Greece’s place in the euro currency bloc looked increasingly shaky on Saturday after eurozone nations rejected a month-long extension to its bailout program and the prime minister called for a risky popular vote on the country’s financial future. Worried Greeks queued outside banks for cash amid the uncertainty, while eurozone finance ministers deciding to hold a meeting without Greece to assess how to keep the euro currency union stable in the face of heightened risks that Greece could drop out. Prime Minister Alexis Tsipras shocked Greece’s creditors late Friday when he called for a referendum in a week on whether to accept the reforms that the rescue lenders want in return for more financial aid.
We must conclude that, however regretful, that the program will expire on Tuesday night. That is the latest date that we could have reached an agreement.

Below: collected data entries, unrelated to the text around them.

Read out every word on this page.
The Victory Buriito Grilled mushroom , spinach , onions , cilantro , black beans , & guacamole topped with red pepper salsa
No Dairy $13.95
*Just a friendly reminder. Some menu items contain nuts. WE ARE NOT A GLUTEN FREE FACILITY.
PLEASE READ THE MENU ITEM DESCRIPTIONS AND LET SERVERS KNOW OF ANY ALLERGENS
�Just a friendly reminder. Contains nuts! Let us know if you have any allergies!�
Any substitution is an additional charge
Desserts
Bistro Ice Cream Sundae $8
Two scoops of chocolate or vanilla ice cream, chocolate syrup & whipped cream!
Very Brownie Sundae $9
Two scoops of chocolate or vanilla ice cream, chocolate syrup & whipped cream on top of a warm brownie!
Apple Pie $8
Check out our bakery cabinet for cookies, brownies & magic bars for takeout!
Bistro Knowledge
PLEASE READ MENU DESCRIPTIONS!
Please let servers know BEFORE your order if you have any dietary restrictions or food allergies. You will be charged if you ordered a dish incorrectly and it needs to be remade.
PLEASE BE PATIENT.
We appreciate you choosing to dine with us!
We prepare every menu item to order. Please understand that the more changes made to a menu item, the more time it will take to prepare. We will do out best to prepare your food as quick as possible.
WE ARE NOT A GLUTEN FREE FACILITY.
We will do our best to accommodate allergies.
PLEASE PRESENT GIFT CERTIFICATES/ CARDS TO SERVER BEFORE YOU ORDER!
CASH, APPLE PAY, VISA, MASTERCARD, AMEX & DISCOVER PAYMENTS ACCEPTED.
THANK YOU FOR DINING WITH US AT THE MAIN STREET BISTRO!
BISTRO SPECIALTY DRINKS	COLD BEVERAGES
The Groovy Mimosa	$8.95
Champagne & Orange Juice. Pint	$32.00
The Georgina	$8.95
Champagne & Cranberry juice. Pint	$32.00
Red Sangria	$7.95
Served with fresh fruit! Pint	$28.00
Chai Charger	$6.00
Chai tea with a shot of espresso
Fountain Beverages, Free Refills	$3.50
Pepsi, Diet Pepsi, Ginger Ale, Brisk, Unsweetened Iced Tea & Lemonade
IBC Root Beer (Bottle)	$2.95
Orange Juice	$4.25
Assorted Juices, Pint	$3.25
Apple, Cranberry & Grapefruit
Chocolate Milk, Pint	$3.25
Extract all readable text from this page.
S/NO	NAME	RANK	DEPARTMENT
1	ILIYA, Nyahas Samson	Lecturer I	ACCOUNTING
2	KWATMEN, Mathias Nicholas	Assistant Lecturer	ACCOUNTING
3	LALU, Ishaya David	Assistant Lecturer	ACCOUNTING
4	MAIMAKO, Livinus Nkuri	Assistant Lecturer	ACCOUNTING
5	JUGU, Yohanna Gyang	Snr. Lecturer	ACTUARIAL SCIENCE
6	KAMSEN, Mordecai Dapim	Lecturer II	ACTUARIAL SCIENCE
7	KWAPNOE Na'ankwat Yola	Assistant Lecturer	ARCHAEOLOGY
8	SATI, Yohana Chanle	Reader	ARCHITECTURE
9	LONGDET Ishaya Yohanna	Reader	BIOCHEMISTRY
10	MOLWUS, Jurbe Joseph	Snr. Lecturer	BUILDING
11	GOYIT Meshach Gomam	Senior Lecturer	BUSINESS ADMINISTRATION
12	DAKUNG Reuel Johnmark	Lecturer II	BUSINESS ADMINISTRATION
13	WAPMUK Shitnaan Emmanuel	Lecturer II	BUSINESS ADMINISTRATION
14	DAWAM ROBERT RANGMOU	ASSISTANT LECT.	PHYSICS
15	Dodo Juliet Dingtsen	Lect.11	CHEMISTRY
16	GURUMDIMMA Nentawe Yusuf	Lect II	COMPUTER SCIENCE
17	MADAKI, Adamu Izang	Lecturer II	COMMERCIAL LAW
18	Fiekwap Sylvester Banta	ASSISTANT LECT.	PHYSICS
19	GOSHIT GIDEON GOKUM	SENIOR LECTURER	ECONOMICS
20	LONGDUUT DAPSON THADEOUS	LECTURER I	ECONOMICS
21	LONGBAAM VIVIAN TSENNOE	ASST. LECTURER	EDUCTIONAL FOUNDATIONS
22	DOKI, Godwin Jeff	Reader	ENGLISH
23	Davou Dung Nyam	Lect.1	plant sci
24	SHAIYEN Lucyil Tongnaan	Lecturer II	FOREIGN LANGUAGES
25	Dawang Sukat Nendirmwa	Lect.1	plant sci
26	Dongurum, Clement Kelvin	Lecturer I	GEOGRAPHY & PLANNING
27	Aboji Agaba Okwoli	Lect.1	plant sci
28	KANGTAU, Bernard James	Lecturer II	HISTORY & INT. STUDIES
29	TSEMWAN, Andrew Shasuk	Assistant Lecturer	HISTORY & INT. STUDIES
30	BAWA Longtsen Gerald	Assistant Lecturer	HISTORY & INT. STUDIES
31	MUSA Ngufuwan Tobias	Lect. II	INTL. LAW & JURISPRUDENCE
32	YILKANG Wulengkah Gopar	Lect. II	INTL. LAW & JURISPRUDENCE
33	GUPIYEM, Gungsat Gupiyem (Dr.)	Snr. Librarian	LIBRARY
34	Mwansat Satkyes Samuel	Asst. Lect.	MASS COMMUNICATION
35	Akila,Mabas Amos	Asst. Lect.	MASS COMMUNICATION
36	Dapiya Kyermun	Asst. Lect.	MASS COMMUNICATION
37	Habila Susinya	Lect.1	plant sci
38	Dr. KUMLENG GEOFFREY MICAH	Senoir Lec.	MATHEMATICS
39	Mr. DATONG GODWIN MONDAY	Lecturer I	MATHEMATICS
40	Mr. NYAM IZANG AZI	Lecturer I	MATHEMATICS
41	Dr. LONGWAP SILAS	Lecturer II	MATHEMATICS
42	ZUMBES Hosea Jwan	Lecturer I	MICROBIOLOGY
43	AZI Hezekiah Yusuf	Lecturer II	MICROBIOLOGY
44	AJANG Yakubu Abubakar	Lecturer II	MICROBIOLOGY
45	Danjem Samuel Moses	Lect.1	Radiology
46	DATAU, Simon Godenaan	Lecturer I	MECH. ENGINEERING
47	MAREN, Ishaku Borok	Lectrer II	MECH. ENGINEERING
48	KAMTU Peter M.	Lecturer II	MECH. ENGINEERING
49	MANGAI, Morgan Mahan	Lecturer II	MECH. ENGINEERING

Jeroen Dijsselbloem, the top eurozone official
The country’s bailout program ends Tuesday and without an extension or more loans from creditors, Greece is likely to be in arrears on a debt payment due the same day. Its banks face the risk of collapse. The Greek government’s call for the people to vote against a proposed bailout deal from international creditors on July 5 angered many of its eurozone partners. Now much will depend on whether the European Central Bank will accept to continue to prop up Greek banks even after the country’s bailout program expires. It would be under huge pressure to stop using eurozone taxpayer money to keep alive the banks if there is no prospect for a deal.